Foreign investment regulations discourage multiple ventures in the same or allied fields in India: prior approval, with due justification, is required in case a foreign company already having a joint venture/technical collaboration or even trademark licensing agreement seeks to establish a new venture in India in the same field of activity. Exemptions apply available in case of defunct or sick ventures.

III. Industry Approvals

Any industrial activity in India requires multiple clearances from the stage of initial incorporation of the entity until the launch of commercial production.
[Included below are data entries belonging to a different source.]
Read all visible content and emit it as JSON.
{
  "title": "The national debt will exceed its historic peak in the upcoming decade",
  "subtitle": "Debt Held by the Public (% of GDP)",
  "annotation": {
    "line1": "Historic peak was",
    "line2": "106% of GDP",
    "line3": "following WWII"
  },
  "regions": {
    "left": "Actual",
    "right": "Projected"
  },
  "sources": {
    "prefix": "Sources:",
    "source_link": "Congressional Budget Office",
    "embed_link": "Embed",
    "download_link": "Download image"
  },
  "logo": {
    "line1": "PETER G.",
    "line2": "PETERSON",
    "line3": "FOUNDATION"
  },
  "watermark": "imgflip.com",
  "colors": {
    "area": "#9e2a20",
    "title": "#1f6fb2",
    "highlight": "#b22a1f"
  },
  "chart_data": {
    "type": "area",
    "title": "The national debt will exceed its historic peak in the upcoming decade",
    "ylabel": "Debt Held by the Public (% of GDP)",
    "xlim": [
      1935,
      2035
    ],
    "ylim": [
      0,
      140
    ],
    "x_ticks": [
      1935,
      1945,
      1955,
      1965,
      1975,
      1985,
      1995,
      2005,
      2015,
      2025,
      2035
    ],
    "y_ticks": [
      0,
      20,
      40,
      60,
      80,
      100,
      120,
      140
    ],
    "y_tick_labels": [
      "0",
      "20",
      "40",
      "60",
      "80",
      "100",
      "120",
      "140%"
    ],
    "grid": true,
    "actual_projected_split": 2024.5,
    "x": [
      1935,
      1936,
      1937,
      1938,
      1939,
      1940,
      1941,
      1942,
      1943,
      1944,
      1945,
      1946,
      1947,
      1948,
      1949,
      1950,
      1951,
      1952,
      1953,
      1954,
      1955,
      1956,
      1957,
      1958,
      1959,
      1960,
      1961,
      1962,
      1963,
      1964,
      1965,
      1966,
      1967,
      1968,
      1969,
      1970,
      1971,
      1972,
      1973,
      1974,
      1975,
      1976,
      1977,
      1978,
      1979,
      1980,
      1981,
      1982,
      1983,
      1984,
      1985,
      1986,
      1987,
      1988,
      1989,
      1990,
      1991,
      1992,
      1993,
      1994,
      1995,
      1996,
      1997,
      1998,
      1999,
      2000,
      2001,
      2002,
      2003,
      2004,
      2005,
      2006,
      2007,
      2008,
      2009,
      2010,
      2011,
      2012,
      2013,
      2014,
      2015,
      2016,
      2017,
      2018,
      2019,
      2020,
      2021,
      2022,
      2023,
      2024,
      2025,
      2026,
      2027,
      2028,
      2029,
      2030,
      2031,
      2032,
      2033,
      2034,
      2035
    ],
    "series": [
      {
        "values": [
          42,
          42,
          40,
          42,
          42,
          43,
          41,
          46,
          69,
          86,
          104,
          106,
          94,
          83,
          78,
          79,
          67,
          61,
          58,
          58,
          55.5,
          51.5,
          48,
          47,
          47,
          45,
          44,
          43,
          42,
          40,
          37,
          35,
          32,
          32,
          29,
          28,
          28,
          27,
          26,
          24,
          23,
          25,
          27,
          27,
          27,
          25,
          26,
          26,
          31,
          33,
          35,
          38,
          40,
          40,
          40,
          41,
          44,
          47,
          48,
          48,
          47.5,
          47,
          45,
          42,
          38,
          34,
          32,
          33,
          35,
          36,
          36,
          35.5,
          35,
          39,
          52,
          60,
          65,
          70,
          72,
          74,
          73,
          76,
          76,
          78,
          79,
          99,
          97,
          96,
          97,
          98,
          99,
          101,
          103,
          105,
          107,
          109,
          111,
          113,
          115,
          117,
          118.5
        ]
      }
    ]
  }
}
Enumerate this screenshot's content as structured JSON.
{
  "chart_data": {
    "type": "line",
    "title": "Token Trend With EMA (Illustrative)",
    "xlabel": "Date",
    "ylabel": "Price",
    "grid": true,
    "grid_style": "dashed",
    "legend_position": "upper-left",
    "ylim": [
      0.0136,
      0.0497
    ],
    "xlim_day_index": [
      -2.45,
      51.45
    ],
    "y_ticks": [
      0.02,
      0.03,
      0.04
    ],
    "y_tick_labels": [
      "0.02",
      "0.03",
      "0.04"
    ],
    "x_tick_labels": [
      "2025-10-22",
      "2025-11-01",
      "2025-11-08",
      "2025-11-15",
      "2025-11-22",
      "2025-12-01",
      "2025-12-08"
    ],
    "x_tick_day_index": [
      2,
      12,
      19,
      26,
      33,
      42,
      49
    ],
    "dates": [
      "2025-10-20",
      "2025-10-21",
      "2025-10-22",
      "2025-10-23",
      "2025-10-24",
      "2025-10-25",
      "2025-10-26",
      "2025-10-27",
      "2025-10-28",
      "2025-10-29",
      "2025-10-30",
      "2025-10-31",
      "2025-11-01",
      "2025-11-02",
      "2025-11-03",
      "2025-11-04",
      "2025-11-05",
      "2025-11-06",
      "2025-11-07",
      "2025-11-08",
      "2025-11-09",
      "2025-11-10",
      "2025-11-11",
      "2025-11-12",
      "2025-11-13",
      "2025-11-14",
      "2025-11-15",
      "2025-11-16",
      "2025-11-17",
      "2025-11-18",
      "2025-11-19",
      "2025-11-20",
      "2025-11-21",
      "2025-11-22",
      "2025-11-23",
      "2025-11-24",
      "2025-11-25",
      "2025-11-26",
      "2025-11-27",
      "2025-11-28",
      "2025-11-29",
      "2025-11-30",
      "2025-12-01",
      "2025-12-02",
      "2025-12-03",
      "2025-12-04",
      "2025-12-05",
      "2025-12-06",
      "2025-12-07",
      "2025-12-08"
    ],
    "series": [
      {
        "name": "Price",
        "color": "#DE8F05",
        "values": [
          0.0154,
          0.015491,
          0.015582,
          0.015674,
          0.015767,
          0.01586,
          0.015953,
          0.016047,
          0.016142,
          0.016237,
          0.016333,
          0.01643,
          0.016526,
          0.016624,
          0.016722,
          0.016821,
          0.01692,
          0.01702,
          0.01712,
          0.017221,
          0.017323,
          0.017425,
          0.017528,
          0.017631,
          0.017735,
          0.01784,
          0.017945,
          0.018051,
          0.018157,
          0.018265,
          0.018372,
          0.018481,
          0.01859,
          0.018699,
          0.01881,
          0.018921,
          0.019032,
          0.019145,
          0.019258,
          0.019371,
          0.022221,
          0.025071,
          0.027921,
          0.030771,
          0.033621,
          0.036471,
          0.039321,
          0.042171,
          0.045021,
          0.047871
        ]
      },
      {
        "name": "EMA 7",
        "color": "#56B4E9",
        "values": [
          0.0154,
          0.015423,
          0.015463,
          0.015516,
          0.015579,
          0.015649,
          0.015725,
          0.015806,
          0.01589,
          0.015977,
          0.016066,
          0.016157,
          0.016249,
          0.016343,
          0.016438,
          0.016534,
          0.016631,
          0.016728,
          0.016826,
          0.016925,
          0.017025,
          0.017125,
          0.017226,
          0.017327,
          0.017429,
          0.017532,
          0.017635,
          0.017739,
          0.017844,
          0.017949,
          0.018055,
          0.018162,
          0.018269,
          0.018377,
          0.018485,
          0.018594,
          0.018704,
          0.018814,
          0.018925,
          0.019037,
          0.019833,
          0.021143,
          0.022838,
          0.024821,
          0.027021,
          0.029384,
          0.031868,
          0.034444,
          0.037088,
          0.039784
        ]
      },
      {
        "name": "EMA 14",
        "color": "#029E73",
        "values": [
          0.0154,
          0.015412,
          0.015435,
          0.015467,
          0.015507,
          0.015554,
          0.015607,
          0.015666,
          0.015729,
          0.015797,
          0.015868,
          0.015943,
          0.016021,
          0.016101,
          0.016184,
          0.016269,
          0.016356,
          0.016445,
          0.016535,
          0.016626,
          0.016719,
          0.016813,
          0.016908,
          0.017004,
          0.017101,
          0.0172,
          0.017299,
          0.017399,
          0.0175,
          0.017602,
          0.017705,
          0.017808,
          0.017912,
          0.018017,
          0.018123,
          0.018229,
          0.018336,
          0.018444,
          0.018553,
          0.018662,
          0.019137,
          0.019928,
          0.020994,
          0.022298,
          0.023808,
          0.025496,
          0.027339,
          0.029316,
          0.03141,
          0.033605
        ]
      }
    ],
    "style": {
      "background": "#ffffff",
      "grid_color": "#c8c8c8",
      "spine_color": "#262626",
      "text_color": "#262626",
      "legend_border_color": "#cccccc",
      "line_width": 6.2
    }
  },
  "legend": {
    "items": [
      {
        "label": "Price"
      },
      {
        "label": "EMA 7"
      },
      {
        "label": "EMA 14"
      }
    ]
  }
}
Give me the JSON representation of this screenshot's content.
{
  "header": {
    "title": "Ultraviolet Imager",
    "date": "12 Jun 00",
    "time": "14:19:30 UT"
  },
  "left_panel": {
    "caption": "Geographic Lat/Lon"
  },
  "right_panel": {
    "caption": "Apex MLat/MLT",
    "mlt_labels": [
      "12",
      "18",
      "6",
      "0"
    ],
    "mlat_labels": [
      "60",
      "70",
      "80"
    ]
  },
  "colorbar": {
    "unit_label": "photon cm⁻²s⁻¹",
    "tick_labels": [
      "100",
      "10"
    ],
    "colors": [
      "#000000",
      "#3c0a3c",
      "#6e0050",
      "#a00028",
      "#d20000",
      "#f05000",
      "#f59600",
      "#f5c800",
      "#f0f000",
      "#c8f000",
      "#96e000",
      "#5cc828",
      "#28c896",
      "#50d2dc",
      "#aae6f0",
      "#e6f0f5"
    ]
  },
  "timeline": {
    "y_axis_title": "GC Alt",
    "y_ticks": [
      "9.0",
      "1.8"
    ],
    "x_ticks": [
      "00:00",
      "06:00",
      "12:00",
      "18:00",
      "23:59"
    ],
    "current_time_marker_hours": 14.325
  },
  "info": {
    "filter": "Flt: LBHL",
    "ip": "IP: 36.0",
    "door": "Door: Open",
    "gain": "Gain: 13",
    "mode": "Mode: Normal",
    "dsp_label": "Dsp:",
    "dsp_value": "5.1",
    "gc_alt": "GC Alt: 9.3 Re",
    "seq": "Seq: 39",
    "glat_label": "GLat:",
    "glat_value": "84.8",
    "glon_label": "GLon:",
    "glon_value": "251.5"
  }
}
Depending on the state, nearly every industrial activity involves 25 standard approvals as listed below.

DOWNSTREAM APPROVAL REQUIREMENTS



Additionally, there are several sector-specific clearances in sectors like civil aviation, telecommunications, power, mining etc. In effect, industrial approvals may involve contact with over 36 to 40 approving agencies, ranging from Central to State to local levels of government. Under normal conditions, implementing these approvals takes anywhere upwards of 15-18 months from the application stage, through construction and installation, until the start of commercial production.